Résultat, conclut le quotidien sénégalais : « l’Afrique devrait investir jusqu’à 20 milliards de dollars chaque année dans ce secteur de l’eau, et les pays du continent ne lui allouent aujourd’hui que 0,5 % de leur PIB. » De plus, « une plus forte participation citoyenne est également nécessaire à tous les niveaux. Le but ? Transformer notre façon d’utiliser l’eau, de la partager, de l’économiser, d’éviter son gaspillage et de la valoriser. »
Un meilleur accès à l’eau
L’Intelligent en Côte d’Ivoire défend également l’instauration d’une vraie politique de l’eau : « L’Afrique, si elle veut exploiter l’énorme potentiel de développement économique qui est le sien et vivre en paix, doit créer les conditions d’un meilleur accès à l’eau pour tous (populations et pays riverains des grands fleuves et des grands lacs). Or, le continent reste sous la menace du réchauffement climatique et de l’avancée des déserts dans la zone du Sahel et sa partie australe. Il convient de réaliser les infrastructures nécessaires et, à court terme, améliorer les réseaux existants et les solutions en matière de stockage. L’accès à l’eau est donc un défi permanent, les changements climatiques ne faisant qu’aggraver les différentes crises de l’eau : stress hydrique, pénurie, guerres de l’eau. »
L’Afrique a soif !
Il y a en effet urgence, pointe Jeune Afrique : « l’Afrique a soif », lance le site panafricain. « En Algérie, les autorités espèrent parvenir à éviter de revivre le terrible été 2021, marqué par des incendies de forêt. Au Maroc, où le cumul des précipitations sur ces cinq derniers mois est 64 % en deçà des moyennes habituelles, le gouvernement a annoncé une série de mesures d’urgence pour tenter de limiter les conséquences de cette baisse pour les agriculteurs. Le sud de Madagascar a connu sa pire sécheresse depuis quatre décennies. Dans la Corne de l’Afrique, certains pays n’ont pas connu de saison des pluies digne de ce nom depuis trois ans. En Éthiopie, au Kenya et en Somalie, les organisations humanitaires et les agences des Nations unies évaluent à 13 millions le nombre de personnes qui pourraient se retrouver dans une situation d’insécurité alimentaire grave. Paradoxalement, dans cette même zone, certaines régions se préparent au contraire à faire face aux suites de précipitations hors normes d’ici au mois de mai, dérèglement climatique oblige. »

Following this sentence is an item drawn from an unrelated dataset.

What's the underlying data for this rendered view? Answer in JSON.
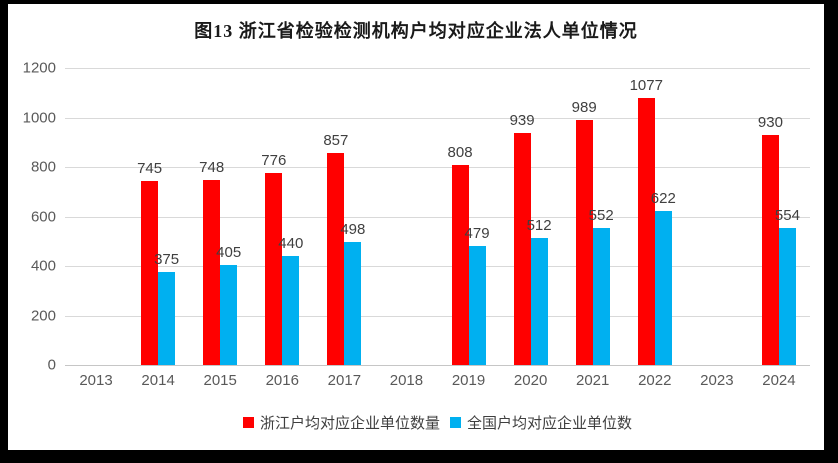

Des sous et de la volonté !
D’où cette mise en garde, dans Le Point Afrique , de Patrice Fonlladosa, président du think tank (Re)sources : « à Dakar, bailleurs de fonds, décideurs publics et institutionnels, mais aussi acteurs privés et société civile seront face à un défi majeur : passer des discours aux actes, financés, organisés et mesurables. Ils devront faire la preuve de leur volonté commune de construire massivement les infrastructures nécessaires, condition sine qua non de la lutte contre le stress hydrique et les effets du changement climatique. Sans finances, point d’issue, mais, sans gouvernance, un sommet de plus pour des espoirs déçus. Gageons, conclut Patrice Fonlladosa, que tous ont conscience de l’enjeu, les yeux grands ouverts. »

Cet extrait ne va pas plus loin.